The Town of Wick is in the far north east of Scotland, the most north-easterly town on the UK. The town has a rich heritage where it played an important role in herring fishing. Today the town is busy supporting the new offshore industries and wind power as well as its traditional ties to sea fishing. The Wick harbour is very busy and the marina area is popular with leisure boats and yachts, both local and visiting boats. The traditional buildings around the harbour have been recently renovated keeping alive the rich heritage that the town is famous for. The harbour is planning to expand to allow larger ships and cruise liners to visit and berth. The town has hotels, bed and breakfast accommodation, a caravan and campsite as well as restaurants and cafés. There is an airport on the outskirts of the town near the Tesco store.

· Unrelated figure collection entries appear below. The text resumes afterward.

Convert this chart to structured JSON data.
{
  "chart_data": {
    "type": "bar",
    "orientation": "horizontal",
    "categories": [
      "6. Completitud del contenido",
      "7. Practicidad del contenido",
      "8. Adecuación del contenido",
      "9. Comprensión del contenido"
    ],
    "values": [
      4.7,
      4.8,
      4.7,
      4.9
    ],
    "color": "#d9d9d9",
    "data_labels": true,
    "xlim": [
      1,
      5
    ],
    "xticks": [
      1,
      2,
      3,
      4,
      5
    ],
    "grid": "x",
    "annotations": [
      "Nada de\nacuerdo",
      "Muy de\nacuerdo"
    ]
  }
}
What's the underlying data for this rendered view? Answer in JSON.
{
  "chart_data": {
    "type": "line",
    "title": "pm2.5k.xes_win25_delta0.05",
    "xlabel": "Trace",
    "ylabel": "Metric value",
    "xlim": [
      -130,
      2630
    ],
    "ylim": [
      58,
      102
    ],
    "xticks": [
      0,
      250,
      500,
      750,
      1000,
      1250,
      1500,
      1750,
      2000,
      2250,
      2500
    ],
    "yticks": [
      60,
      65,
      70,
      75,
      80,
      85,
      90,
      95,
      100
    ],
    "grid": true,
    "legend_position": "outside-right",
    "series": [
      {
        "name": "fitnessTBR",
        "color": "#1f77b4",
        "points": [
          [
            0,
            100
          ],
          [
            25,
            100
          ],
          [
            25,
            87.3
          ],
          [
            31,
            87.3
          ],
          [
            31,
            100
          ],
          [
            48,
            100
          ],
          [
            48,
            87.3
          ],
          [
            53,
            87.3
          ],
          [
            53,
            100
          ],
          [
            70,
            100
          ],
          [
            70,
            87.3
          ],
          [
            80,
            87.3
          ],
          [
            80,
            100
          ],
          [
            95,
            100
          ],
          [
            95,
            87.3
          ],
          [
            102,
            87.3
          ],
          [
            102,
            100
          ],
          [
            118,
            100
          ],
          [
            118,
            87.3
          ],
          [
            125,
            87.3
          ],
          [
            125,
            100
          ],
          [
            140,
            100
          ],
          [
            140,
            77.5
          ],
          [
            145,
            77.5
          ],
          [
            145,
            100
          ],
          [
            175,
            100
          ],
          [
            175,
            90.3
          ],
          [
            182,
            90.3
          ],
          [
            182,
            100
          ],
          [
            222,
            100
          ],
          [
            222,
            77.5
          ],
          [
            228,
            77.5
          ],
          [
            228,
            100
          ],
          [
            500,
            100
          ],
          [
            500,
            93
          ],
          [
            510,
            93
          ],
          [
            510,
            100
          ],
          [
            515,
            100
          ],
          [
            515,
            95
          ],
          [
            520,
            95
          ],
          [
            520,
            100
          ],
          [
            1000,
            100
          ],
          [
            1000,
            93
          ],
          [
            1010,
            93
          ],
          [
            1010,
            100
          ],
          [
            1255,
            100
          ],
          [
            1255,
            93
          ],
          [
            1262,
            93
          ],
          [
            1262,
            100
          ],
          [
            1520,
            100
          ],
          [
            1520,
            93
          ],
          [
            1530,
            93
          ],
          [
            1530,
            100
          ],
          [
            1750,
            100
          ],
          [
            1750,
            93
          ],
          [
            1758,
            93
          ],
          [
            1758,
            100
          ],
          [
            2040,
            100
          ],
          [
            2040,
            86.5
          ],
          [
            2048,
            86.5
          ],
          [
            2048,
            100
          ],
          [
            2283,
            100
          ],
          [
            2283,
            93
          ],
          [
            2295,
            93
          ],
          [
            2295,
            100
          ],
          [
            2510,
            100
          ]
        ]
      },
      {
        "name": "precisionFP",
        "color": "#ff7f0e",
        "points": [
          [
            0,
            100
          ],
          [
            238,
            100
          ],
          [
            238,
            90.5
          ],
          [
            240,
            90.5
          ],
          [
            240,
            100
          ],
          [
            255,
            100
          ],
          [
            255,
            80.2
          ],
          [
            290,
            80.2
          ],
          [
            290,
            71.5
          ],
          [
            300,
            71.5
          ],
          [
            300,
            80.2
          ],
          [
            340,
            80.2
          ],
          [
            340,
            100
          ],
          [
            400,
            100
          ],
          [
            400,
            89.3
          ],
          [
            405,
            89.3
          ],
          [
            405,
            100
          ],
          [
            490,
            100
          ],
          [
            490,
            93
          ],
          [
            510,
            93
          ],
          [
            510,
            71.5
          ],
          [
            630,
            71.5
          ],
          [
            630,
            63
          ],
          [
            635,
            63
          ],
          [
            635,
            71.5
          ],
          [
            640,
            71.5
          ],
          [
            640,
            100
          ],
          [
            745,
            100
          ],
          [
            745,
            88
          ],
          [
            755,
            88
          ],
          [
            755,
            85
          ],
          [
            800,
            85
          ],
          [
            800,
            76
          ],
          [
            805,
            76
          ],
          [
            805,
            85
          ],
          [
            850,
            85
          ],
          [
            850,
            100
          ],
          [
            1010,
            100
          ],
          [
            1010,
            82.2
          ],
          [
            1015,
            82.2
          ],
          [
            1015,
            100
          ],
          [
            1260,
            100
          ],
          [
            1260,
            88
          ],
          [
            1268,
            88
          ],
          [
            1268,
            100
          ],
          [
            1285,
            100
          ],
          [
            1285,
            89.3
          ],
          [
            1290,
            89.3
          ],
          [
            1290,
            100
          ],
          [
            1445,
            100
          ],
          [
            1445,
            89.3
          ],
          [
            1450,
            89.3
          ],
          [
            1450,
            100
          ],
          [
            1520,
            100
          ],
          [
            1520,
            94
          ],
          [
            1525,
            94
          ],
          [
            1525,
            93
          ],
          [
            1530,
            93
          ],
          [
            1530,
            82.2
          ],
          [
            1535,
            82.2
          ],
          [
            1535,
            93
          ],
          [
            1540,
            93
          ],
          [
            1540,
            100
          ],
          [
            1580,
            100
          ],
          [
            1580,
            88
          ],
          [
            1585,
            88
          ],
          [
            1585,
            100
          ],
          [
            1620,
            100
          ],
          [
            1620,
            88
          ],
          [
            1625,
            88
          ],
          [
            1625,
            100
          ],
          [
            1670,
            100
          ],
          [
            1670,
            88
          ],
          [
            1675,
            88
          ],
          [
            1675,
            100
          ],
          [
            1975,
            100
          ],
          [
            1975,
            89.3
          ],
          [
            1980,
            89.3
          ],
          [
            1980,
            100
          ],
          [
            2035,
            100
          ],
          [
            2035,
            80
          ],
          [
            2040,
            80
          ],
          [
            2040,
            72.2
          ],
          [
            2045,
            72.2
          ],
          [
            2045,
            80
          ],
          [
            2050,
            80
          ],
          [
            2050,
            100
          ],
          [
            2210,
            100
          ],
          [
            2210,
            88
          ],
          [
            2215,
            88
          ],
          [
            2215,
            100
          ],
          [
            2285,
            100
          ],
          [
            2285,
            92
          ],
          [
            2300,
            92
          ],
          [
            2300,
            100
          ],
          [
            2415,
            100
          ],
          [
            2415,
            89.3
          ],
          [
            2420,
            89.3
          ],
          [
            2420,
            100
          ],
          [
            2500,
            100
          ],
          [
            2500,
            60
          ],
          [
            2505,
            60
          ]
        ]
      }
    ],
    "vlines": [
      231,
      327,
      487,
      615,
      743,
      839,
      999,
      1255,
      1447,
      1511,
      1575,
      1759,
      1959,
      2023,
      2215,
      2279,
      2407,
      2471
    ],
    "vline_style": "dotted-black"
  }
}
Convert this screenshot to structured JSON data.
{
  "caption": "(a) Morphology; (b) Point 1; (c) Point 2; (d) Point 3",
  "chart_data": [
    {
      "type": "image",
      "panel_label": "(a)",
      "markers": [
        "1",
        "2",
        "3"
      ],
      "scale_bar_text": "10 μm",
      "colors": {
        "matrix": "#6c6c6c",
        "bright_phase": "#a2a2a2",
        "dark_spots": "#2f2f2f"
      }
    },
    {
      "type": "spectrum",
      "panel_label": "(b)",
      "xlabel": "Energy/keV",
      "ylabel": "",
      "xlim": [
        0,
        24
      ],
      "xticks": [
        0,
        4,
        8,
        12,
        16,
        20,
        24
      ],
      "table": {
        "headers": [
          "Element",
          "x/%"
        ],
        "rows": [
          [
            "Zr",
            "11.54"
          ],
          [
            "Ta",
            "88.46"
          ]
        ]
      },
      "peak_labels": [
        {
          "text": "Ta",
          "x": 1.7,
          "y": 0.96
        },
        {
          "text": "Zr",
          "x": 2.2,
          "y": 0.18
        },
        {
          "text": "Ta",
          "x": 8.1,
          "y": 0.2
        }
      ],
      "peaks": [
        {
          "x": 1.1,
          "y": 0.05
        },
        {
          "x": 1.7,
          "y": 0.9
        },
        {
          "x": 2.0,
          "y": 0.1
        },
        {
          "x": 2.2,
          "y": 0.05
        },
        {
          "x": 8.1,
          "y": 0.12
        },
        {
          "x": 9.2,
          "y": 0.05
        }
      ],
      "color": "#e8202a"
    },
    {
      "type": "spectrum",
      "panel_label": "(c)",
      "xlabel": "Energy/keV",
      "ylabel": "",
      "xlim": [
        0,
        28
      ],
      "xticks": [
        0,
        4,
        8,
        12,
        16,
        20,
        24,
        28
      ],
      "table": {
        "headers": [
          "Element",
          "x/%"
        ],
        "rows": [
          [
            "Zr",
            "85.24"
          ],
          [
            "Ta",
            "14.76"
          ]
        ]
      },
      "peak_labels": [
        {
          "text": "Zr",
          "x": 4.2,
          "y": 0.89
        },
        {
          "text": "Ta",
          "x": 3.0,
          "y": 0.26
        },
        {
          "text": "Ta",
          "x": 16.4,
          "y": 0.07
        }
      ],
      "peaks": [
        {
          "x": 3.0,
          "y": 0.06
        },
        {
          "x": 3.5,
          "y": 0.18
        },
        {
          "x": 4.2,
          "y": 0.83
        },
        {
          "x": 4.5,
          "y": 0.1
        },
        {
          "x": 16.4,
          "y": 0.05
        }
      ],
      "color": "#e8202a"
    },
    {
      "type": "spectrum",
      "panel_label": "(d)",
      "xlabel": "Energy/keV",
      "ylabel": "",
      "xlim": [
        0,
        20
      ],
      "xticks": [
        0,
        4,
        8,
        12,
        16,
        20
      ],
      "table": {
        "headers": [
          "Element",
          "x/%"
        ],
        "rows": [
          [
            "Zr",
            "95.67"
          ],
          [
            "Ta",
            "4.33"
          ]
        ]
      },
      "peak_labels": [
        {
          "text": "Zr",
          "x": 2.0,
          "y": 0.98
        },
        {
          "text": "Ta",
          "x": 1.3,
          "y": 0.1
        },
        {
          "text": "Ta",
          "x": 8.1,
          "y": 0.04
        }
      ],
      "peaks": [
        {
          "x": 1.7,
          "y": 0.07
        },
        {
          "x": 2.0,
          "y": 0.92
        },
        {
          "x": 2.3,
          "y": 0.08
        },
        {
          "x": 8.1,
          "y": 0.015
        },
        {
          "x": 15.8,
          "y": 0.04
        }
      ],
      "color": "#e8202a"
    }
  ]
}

The Wick harbour Pilot Station overlooks Wick harbour and was opened in 1908 to be used by the harbour pilot who assists a captain or master to take a vessel in or out of a harbour. It is now open during the summer months from 10am to 1pm where you can buy coffee and cakes and admire the building that was restored by a local historian.
The remains of the Castle of old Wick is on the outskirts of the town, you can walk to it if you park on the coastal road just past the Trinkie (outdoor swimming pool) and walk along the coastal path. I kept my collies on their leads due to steep drops off the coastal cliffs as well as sheep in the fields. Please take care and read the warning notices before exploring beyond the gated areas.